Mehr Rückhalt vom Staat

Auch T. hatte schon einige Strafverfahren am Hals. Wegen einer solchen Klage war es ihm nicht möglich, sich für eine andere Stelle zu bewerben. «Niemand will einen Polizisten mit offenem Verfahren einstellen», sagt er. Viele würden dann ihren Job sogar ganz aufgeben, weil sie ganz allein dastünden und ausser via Anwalt keine Rückendeckung von den Vorgesetzten hätten und auch keinen Einfluss nehmen könnten.

So auch T., dem es irgendwann zu viel wurde und darauf seinen Job an den Nagel hängte. Laut ihm kein Einzelfall: «Einige Beamte tragen Traumata von solchen Einsätzen und Verfahren davon, gehen deshalb nicht gern arbeiten und kündigen den Dienst.» Unter anderem auch, weil sie sich allein gelassen fühlen würden. «Es gab gar Polizisten die so massiv angegriffen wurden, dass sie Todesangst hatten und beispielsweise nicht in einen Fanzug steigen wollten und ihren Dienst verweigerten», sagt T.
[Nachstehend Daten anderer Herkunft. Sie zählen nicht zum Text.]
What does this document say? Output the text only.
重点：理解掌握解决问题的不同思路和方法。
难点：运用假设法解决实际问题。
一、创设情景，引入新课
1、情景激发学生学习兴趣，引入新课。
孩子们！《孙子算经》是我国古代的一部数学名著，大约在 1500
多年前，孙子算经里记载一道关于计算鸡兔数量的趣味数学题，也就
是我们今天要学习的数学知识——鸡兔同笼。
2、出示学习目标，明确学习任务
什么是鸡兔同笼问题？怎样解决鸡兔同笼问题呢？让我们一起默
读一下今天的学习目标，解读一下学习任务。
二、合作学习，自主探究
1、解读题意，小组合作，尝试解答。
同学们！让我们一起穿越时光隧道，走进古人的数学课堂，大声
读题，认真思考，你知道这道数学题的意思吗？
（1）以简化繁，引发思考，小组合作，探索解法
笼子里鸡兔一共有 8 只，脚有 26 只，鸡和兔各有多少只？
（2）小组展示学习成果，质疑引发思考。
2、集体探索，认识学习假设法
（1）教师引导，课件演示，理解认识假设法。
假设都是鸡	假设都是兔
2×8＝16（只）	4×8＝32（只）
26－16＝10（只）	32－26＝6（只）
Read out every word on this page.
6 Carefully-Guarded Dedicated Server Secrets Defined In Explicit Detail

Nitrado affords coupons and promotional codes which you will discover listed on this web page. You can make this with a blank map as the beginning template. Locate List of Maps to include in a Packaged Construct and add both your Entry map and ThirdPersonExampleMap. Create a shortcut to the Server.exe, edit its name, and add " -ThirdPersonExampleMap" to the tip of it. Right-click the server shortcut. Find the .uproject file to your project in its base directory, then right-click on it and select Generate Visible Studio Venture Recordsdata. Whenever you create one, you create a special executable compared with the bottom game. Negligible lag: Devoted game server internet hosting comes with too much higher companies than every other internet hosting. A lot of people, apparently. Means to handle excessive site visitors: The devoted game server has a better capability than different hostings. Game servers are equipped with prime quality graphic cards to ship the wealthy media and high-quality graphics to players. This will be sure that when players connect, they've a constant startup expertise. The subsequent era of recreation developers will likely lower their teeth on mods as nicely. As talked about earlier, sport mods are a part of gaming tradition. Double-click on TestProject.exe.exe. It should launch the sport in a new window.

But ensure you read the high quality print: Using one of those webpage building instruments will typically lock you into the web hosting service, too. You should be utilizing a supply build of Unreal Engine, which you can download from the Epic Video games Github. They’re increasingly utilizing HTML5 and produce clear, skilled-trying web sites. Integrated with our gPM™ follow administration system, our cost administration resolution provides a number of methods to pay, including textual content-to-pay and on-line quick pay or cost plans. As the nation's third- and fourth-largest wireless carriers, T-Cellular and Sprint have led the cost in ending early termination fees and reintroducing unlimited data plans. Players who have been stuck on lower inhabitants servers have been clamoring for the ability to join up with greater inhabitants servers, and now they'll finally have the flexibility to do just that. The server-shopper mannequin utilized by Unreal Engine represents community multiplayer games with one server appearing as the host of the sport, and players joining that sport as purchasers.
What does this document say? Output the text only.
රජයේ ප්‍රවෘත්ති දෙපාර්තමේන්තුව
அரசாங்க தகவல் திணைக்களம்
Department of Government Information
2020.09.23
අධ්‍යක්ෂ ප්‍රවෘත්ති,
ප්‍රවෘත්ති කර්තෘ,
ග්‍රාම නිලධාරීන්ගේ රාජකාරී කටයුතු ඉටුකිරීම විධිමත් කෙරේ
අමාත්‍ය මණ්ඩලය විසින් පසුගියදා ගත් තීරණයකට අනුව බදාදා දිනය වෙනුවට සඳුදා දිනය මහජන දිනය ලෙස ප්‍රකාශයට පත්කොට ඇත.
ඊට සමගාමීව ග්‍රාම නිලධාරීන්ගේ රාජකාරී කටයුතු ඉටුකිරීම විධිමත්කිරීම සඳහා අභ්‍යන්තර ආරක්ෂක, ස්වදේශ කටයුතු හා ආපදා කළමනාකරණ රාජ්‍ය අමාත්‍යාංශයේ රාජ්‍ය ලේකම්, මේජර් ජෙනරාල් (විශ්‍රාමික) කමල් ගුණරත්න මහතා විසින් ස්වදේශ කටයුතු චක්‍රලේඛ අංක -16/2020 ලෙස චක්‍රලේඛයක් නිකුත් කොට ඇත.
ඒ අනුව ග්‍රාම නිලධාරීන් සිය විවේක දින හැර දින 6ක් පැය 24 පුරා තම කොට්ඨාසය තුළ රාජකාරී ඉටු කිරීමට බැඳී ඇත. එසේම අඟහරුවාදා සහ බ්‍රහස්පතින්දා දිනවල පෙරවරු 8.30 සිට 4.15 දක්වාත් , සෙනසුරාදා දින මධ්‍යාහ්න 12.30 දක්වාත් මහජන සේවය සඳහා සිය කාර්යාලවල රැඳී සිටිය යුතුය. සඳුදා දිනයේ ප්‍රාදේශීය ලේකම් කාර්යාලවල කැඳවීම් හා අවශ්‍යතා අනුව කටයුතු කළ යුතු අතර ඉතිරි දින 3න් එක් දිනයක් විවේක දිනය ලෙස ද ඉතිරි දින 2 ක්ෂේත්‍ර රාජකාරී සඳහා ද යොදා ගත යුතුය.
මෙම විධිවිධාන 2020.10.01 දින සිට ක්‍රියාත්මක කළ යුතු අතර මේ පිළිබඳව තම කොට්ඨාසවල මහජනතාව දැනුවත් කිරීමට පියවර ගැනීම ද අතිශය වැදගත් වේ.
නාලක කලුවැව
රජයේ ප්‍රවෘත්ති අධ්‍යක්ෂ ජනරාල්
Deshalb fordert er mehr Rückendeckung vom Staat. «Die Polizisten müssen besser geschützt sein, wenn sie zum Schutz der öffentlichen und ihrer eigenen Sicherheit durchgreifen müssen.» So wünscht T. sich eine Verschärfung der Gesetze: «Polizisten sollen nicht wie Täter behandelt werden», so T. Ansonsten seien Polizisten gehemmt, richtig durchzugreifen und ihre Arbeit zu machen. Dies zum Nachteil des Schutzes der Bevölkerung. Auch vom eigenen Verband, dem Verband der Schweizerischen Polizei-Beamten (VSPB): «Sie sollten politisch aktiver werden, dass man die Arbeit des VSPB auch als Polizist auf der Strasse spürt.»